Knowing the numbers: While seeking funds from investors, startup founders must know the numbers of their business like last year’s sales, net earnings, EBITDA, customer acquisition cost, etc. Not knowing the numbers will make investors see your business as red. Besides, own numbers entrepreneurs should also be aware of the market size they will be serving. Startups while asking for funds should also be aware of the valuation number basis on which they are seeking funds. A flower gifting startup named Shades of Spring asked for funds based on 300 crores but to the shark’s surprise, their sales were not convincing as per the ask that disappointed the sharks and they returned empty-handed.
Passionate about the venture: Nothing can match the passion shown by Jugaadu Kamlesh for his venture. After all, it is the passion of an entrepreneur that gives an edge to the business having a strong sense of purpose and desire to change the conventionalities. With no previous funding or loans, Kamlesh had the burning desire to introduce his hand-drawn cart that could ease the fertiliser and insecticide spraying for farmers. Not to forget the unique demonstration of his product on the show along with his nephew Naru which went on to become the ‘pitch of the season’. The startup’s idea attracted Lenskart’s founder Peyush Bansal who offered him Rs 10 lakh in exchange for 40% equity, and an additional Rs 20 lakh as a loan, without interest.

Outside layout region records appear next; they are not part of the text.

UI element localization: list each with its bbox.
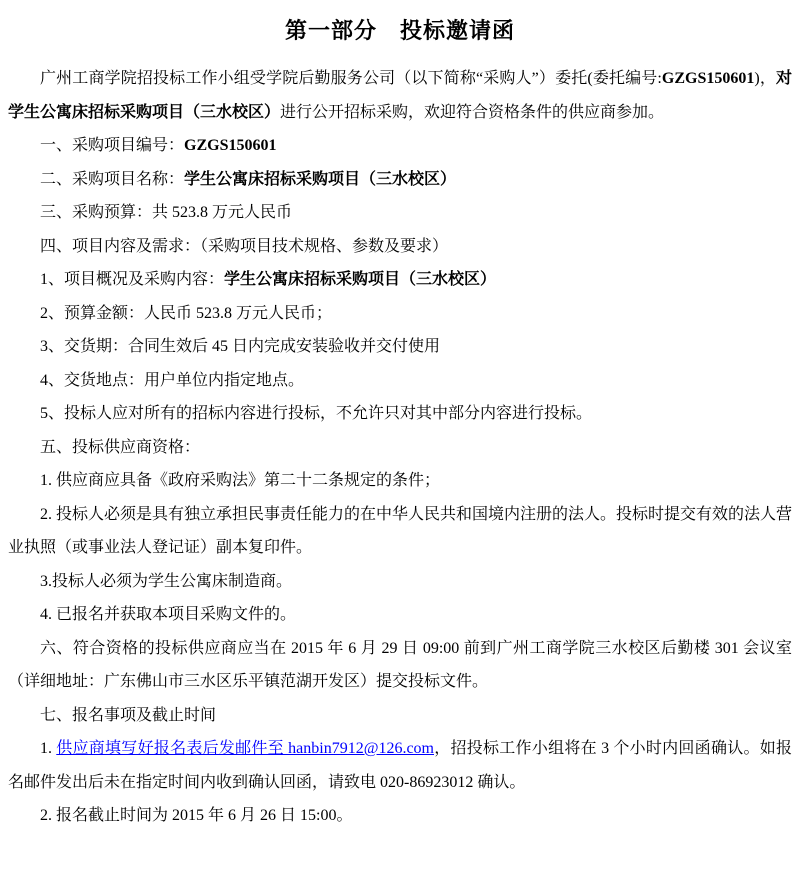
paragraph-item-4-3-delivery-time: 3、交货期：合同生效后 45 日内完成安装验收并交付使用: [8, 330, 792, 364]
text-segment: 1、项目概况及采购内容：: [40, 271, 224, 288]
text-segment: 二、采购项目名称：: [40, 171, 184, 188]
paragraph-item-7-1-email-registration: 1. 供应商填写好报名表后发邮件至 hanbin7912@126.com，招投标…: [8, 732, 792, 799]
paragraph-item-4-1-overview: 1、项目概况及采购内容：学生公寓床招标采购项目（三水校区）: [8, 263, 792, 297]
paragraph-item-4-4-delivery-place: 4、交货地点：用户单位内指定地点。: [8, 364, 792, 398]
paragraph-item-5-supplier-qualification: 五、投标供应商资格：: [8, 431, 792, 465]
paragraph-item-2-project-name: 二、采购项目名称：学生公寓床招标采购项目（三水校区）: [8, 163, 792, 197]
bold-text-segment: 学生公寓床招标采购项目（三水校区）: [184, 171, 456, 188]
paragraph-item-1-project-number: 一、采购项目编号：GZGS150601: [8, 129, 792, 163]
paragraph-item-3-budget: 三、采购预算：共 523.8 万元人民币: [8, 196, 792, 230]
text-segment: 一、采购项目编号：: [40, 137, 184, 154]
document-body: 广州工商学院招投标工作小组受学院后勤服务公司（以下简称“采购人”）委托(委托编号…: [8, 62, 792, 833]
paragraph-intro: 广州工商学院招投标工作小组受学院后勤服务公司（以下简称“采购人”）委托(委托编号…: [8, 62, 792, 129]
paragraph-item-4-2-budget-amount: 2、预算金额：人民币 523.8 万元人民币；: [8, 297, 792, 331]
text-segment: 五、投标供应商资格：: [40, 439, 200, 456]
text-segment: 5、投标人应对所有的招标内容进行投标，不允许只对其中部分内容进行投标。: [40, 405, 592, 422]
text-segment: 4、交货地点：用户单位内指定地点。: [40, 372, 304, 389]
text-segment: 2、预算金额：人民币 523.8 万元人民币；: [40, 305, 332, 322]
text-segment: 3.投标人必须为学生公寓床制造商。: [40, 573, 292, 590]
text-segment: )，: [754, 70, 776, 87]
text-segment: 三、采购预算：共 523.8 万元人民币: [40, 204, 292, 221]
text-segment: 4. 已报名并获取本项目采购文件的。: [40, 606, 296, 623]
paragraph-item-5-1-law-condition: 1. 供应商应具备《政府采购法》第二十二条规定的条件；: [8, 464, 792, 498]
paragraph-item-5-2-legal-person: 2. 投标人必须是具有独立承担民事责任能力的在中华人民共和国境内注册的法人。投标…: [8, 498, 792, 565]
document-title: 第一部分 投标邀请函: [8, 14, 792, 48]
paragraph-item-6-submission: 六、符合资格的投标供应商应当在 2015 年 6 月 29 日 09:00 前到…: [8, 632, 792, 699]
paragraph-item-7-registration-deadline-heading: 七、报名事项及截止时间: [8, 699, 792, 733]
text-segment: 2. 报名截止时间为 2015 年 6 月 26 日 15:00。: [40, 807, 352, 824]
paragraph-item-4-content-and-demand: 四、项目内容及需求：（采购项目技术规格、参数及要求）: [8, 230, 792, 264]
text-segment: 四、项目内容及需求：（采购项目技术规格、参数及要求）: [40, 238, 448, 255]
text-segment: 3、交货期：合同生效后 45 日内完成安装验收并交付使用: [40, 338, 440, 355]
paragraph-item-5-4-registered: 4. 已报名并获取本项目采购文件的。: [8, 598, 792, 632]
text-segment: 1. 供应商应具备《政府采购法》第二十二条规定的条件；: [40, 472, 440, 489]
bold-text-segment: GZGS150601: [184, 137, 276, 154]
paragraph-item-5-3-manufacturer: 3.投标人必须为学生公寓床制造商。: [8, 565, 792, 599]
bold-text-segment: 学生公寓床招标采购项目（三水校区）: [224, 271, 496, 288]
text-segment: 1.: [40, 740, 56, 757]
paragraph-item-4-5-bid-all-content: 5、投标人应对所有的招标内容进行投标，不允许只对其中部分内容进行投标。: [8, 397, 792, 431]
email-link[interactable]: 供应商填写好报名表后发邮件至 hanbin7912@126.com: [56, 740, 434, 757]
bold-text-segment: GZGS150601: [662, 70, 754, 87]
text-segment: 七、报名事项及截止时间: [40, 707, 216, 724]
text-segment: 广州工商学院招投标工作小组受学院后勤服务公司（以下简称“采购人”）委托(委托编号…: [40, 70, 662, 87]
text-segment: 进行公开招标采购，欢迎符合资格条件的供应商参加。: [280, 104, 664, 121]
paragraph-item-7-2-deadline: 2. 报名截止时间为 2015 年 6 月 26 日 15:00。: [8, 799, 792, 833]
text-segment: 2. 投标人必须是具有独立承担民事责任能力的在中华人民共和国境内注册的法人。投标…: [8, 506, 792, 557]
text-segment: 六、符合资格的投标供应商应当在 2015 年 6 月 29 日 09:00 前到…: [8, 640, 792, 691]
document-page: 第一部分 投标邀请函 广州工商学院招投标工作小组受学院后勤服务公司（以下简称“采…: [0, 0, 800, 881]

Is the business scalable: We remember Sippline’s pitch where the founder talks about solutions to ensure oral hygiene and limit contamination while venturing out by putting a plastic rim around glass and teacups cups serving beverages in hotels, small food joints, banquets etc. The idea of the startup was not appreciated by the sharks and questioned the scalability since making people carry the plastic rim while venturing out demands enormous habit change for which huge funds are needed. As of now, Sippline did not make impressive sales, for which the sharks could not agree to invest and found it to be unscalable. Entrepreneurs should ask themselves that is the business akin to the current times? Can the product cater to the present market or in the future? Getting a proper plan for your business may not be possible but readying for unforeseen circumstances is essential.